Thanks a mil for the TR. Here's to reading about your next rare adventure. Maybe a flight LHR-MAN-LHR on BA? That's a little unusual fo' sho'.
Palmjet From United Kingdom, joined Nov 2001, 1116 posts, RR: 17 Reply 9, posted (3 years 11 months 2 weeks 1 day 23 hours ago) and read 5356 times:
VSMike, I am glad I could support the Virgin family worldwide and as always, your Aussie insights are amazing. Yes, I did transit through ATL twice in one day - that was almost a year ago now. How time flies!
Bedo - glad you liked the interior shot - the EM190 looked indentical!
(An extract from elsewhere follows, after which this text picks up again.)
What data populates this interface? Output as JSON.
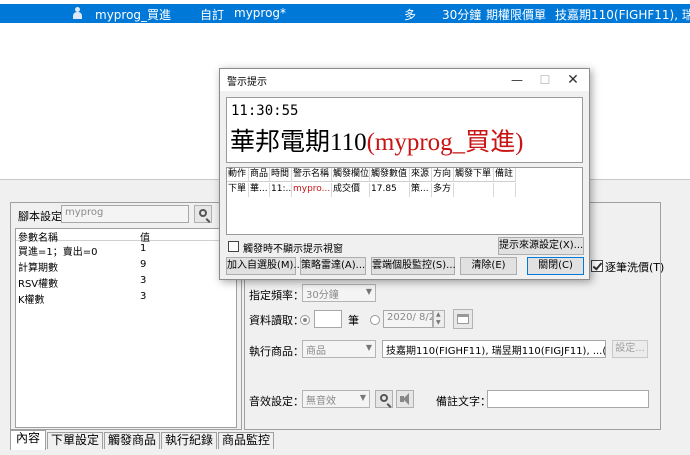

Bookishaviator - hope you enjoy the Dash 8 flight. Agree that it's good to travel on some of the smaller/regional types in Australia. I wouldn't mind flying the Aeropelican J32 next time. Don't think anyone has done a trip report on them yet!
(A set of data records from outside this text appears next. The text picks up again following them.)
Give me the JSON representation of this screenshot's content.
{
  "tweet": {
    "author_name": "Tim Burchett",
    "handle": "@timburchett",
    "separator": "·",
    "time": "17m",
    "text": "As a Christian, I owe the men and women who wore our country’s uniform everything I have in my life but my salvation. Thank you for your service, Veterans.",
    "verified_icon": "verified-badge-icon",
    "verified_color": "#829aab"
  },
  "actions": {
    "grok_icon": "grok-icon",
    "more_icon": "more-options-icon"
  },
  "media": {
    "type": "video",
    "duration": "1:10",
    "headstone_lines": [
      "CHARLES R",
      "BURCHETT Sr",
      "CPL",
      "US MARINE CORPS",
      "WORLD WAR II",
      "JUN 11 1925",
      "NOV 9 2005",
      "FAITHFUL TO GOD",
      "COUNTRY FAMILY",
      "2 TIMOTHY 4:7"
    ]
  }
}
Aussie_ From Australia, joined Dec 2000, 1766 posts, RR: 5 Reply 10, posted (3 years 11 months 2 weeks 6 hours ago) and read 5099 times:
Great report, thanks for that! I am a CBR local (I actually live in Queanbeyan - or "Queen Bean"! and am a regular traveller on the Embraers, which are far nicer than the Dash 8s!
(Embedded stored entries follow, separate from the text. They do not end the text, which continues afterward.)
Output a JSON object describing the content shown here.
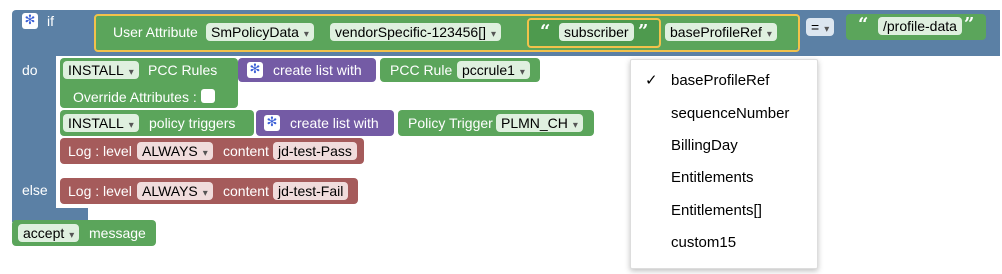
{
  "if_block": {
    "keyword_if": "if",
    "keyword_do": "do",
    "keyword_else": "else",
    "user_attribute_label": "User Attribute",
    "sm_policy_data": "SmPolicyData",
    "vendor_specific": "vendorSpecific-123456[]",
    "subscriber": "subscriber",
    "base_profile_ref": "baseProfileRef",
    "operator": "=",
    "profile_data": "/profile-data"
  },
  "pcc_rules_block": {
    "action": "INSTALL",
    "label": "PCC Rules",
    "override_label": "Override Attributes :",
    "create_list_label": "create list with",
    "pcc_rule_label": "PCC Rule",
    "pcc_rule_value": "pccrule1"
  },
  "policy_triggers_block": {
    "action": "INSTALL",
    "label": "policy triggers",
    "create_list_label": "create list with",
    "trigger_label": "Policy Trigger",
    "trigger_value": "PLMN_CH"
  },
  "log_pass": {
    "prefix": "Log : level",
    "level": "ALWAYS",
    "content_label": "content",
    "content_value": "jd-test-Pass"
  },
  "log_fail": {
    "prefix": "Log : level",
    "level": "ALWAYS",
    "content_label": "content",
    "content_value": "jd-test-Fail"
  },
  "accept_block": {
    "value": "accept",
    "label": "message"
  },
  "dropdown_menu": {
    "selected_mark": "✓",
    "items": [
      "baseProfileRef",
      "sequenceNumber",
      "BillingDay",
      "Entitlements",
      "Entitlements[]",
      "custom15"
    ]
  },
  "colors": {
    "logic_blue": "#5b80a5",
    "action_green": "#5ba55b",
    "list_purple": "#745ba5",
    "log_red": "#a55b5b",
    "highlight_yellow": "#f2c24b"
  }
}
Just a small correction - Qantas also operate 737s (mainly the older -400s with more J seats) on CBR-SYD, mainly at peak periods, as well as the Q400s. The -300s also operate a couple of flights a day too. I am actually this very moment sitting in the Sydney Qantas Club waiting for a late night 737-400 service back to CBR (wish I was on the E-jet!).
It's interesting that the route is very high frequency with around 30 flights per day during the week (Qantas have 22-23 per day with Dash 8s and 737s and Virgin have 8 with the E170s). I think it's the busiest route in the Australia behind SYD-MEL (in terms of number of scheduled flights).
Aussie_ From Australia, joined Dec 2000, 1766 posts, RR: 5 Reply 12, posted (3 years 11 months 1 week 6 days 15 hours ago) and read 4920 times:
I have seen 767-300ER operate SYD-CBR on very rare occasions. Other than that, the 737-800 is the largest aircraft on the route (there is a daily scheduled 73H that runs SYD-CBR-PER, but the 734s are quite often also substituted for 73Hs on other services). Sometimes Virgin also substitutes the E170s with E190s or even on rare occasions with 737-700/800s.
SYD-BNE is also very busy - CBR-SYD used to be busier than SYD-BNE ,but it is possible that SYD-BNE is now busier.